Figures & data
Figure 1. Inducible expression of various AID-tagged Rac1s in MDCK cells. (A) Schematic representation of the Auxin-Inducible Degron (AID) system. Auxin (indole-3-acetic acid) binding to TIR1, a plant F-box protein, promotes the interaction between TIR1 and the AID-tag, which is derived from Arabidopsis thaliana. The Skip1-Cul1-Rbx1 complex bound to TIR1 acts as an E3 ubiquitin ligase to effect polyubiquitylation of the AID-tagged proteins, followed by proteasome-mediated degradation. (B) MDCK-TIR (denoted as control) and various MDCK-Rac1-expressing Fucci cell cycle indicator cells were cultured with 50 μM NAA for 24 h, and further cultured for 24 h with or without NAA, followed by SDS-PAGE and western blotting analysis with anti-myc and anti-Rac1 antibodies to quantify TIR and AID-tagged and endogenous (denoted as Endo) Rac1, respectively. The result shown here is representative of two independent results. (C) Quantification of western blotting in B. After subtracting the background, the expression levels of AID-Rac1 (gray box) and endogenous Rac1 (white box) were normalized to that of TIR. These values were divided by the value of the endogenous Rac1/TIR without NAA. The averages from two independent experiments are shown. (D) MDCK-TIR cells expressing GFP-Syntaxin4 (denoted as Syntaxin4) and various AID-Rac1s (denoted as HA) were cultured on 35-mm glass-bottom dishes in medium without NAA for 24 h. The cells were fixed, immune-stained as described in Materials and Methods, and observed by a confocal microscope. The scale bar is 10 μm. (E) Measurement of guanine nucleotides bound to Rac1 and Rac1b. MDCK cells expressing GFP-Rac1WT and -Rac1b were subjected to quantification of the GTP/GDP ratio as described in the Materials and Methods. Shown in the graph is the average from two independent experiments.
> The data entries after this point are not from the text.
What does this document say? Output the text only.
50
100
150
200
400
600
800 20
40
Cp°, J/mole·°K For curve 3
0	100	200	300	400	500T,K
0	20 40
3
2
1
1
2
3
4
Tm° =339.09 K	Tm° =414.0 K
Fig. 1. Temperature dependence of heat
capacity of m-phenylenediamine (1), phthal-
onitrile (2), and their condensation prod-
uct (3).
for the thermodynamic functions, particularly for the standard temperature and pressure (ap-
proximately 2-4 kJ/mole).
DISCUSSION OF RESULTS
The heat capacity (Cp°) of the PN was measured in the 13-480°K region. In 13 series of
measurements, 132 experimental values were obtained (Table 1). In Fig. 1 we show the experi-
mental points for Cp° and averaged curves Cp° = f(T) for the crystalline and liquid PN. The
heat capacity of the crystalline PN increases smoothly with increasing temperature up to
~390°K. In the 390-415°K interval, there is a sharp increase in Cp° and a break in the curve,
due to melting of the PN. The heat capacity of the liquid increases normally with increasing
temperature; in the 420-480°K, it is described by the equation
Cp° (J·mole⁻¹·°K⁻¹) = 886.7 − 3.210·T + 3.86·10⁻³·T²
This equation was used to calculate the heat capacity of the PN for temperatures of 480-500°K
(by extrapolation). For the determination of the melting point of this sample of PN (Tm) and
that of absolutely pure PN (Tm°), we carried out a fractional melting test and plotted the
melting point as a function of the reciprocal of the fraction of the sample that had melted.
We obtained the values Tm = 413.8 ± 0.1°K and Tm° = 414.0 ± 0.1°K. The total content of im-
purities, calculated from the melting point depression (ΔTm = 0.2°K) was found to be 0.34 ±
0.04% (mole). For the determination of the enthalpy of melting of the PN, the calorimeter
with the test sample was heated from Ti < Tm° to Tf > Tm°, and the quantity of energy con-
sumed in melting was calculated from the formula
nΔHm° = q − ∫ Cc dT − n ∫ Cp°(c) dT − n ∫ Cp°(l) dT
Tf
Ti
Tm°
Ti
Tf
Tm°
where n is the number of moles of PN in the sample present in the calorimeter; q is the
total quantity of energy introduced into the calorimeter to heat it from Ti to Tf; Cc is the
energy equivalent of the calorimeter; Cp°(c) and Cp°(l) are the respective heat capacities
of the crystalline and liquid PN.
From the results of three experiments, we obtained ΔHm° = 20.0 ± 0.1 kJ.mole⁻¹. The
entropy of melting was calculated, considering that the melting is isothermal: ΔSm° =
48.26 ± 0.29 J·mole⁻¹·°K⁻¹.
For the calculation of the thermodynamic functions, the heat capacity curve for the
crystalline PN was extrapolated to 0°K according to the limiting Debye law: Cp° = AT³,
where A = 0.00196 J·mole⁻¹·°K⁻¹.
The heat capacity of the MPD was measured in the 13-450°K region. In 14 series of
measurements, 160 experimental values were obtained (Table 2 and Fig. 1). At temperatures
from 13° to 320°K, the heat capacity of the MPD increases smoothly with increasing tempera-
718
Figure 2. Morphological change upon Rac1 expression. (A) MDCK-TIR (denoted as control) and various MDCK-Rac1 cells expressing H1-Keima (denoted as Nucleus) and GFP-CAAX (denoted as Plasma membrane) were cultured to form cysts in the presence of 50 μM NAA for 10 d. Cysts were washed and further cultured for 5 d with (+) and without (−) NAA and imaged by a confocal microscope. Shown are the representative images from at least two independent experiments. The scale bar is 20 μm. (B) Fluorescent images obtained in were quantified. The numbers of cells in the luminal space were counted from H1-Keima images. Averages with the standard deviation (sd) are shown. *p < 0.05 by Student’s t-test. The numbers of scored cysts were as follows: control (+) 152, control (−) 155; Rac1 WT (+) 663, Rac1WT (−) 554; Rac1b(+) 461, Rac1b (−) 538; Rac1V12 (+) 164, Rac1V12 (−) 172.
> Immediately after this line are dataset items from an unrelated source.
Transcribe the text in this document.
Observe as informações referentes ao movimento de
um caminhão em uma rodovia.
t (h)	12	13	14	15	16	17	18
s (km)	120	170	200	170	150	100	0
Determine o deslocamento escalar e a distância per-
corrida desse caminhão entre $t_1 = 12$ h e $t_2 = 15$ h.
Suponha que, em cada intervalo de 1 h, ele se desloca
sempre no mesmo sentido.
Figure 3. Accelerated cell cycle progression upon Rac1 induction. (A) MDCK-TIR and MDCK-Rac1 cells expressing mCherry-hCdt and Venus-hGem were cultured to form cysts in Matrigel containing 50 μM NAA for 10 d and transferred to a collagen gel with or without NAA. One day later, cells were imaged by a confocal microscope. Scale bars = 20 μm. (B) Quantification of (A). The percentage of S/G2/M cells, as indicated by green fluorescent cells, was scored. Data are the averages with s.d. *p < 0.05 by Student’s t-test. The numbers of scored cysts were as follows: control (+) Experiment (Exp)1 23, Exp2 24, Exp3 26, and Exp4 27, control (−), Exp1 23, Exp2 24, Exp3 10, and Exp4 27; Rac1 WT (+) Exp1 26, Exp2 38, Exp3 36, and Exp4 44; Rac1WT (−) Exp1 42, Exp2 40, Exp3 49, and Exp4 45; Rac1b (+) Exp1 23, Exp2 36, Exp3 28, Exp4 34, Exp5 65, and Exp6 65; Rac1b (−) Exp1 26, Exp2 35, Exp3 31, Exp4 38, Exp5 90, and Exp6 74; Rac1V12 (+) Exp1 28, Exp2 20 and Exp3 38; Rac1V12 (−) Exp1 25, Exp2 23 and Exp3 35.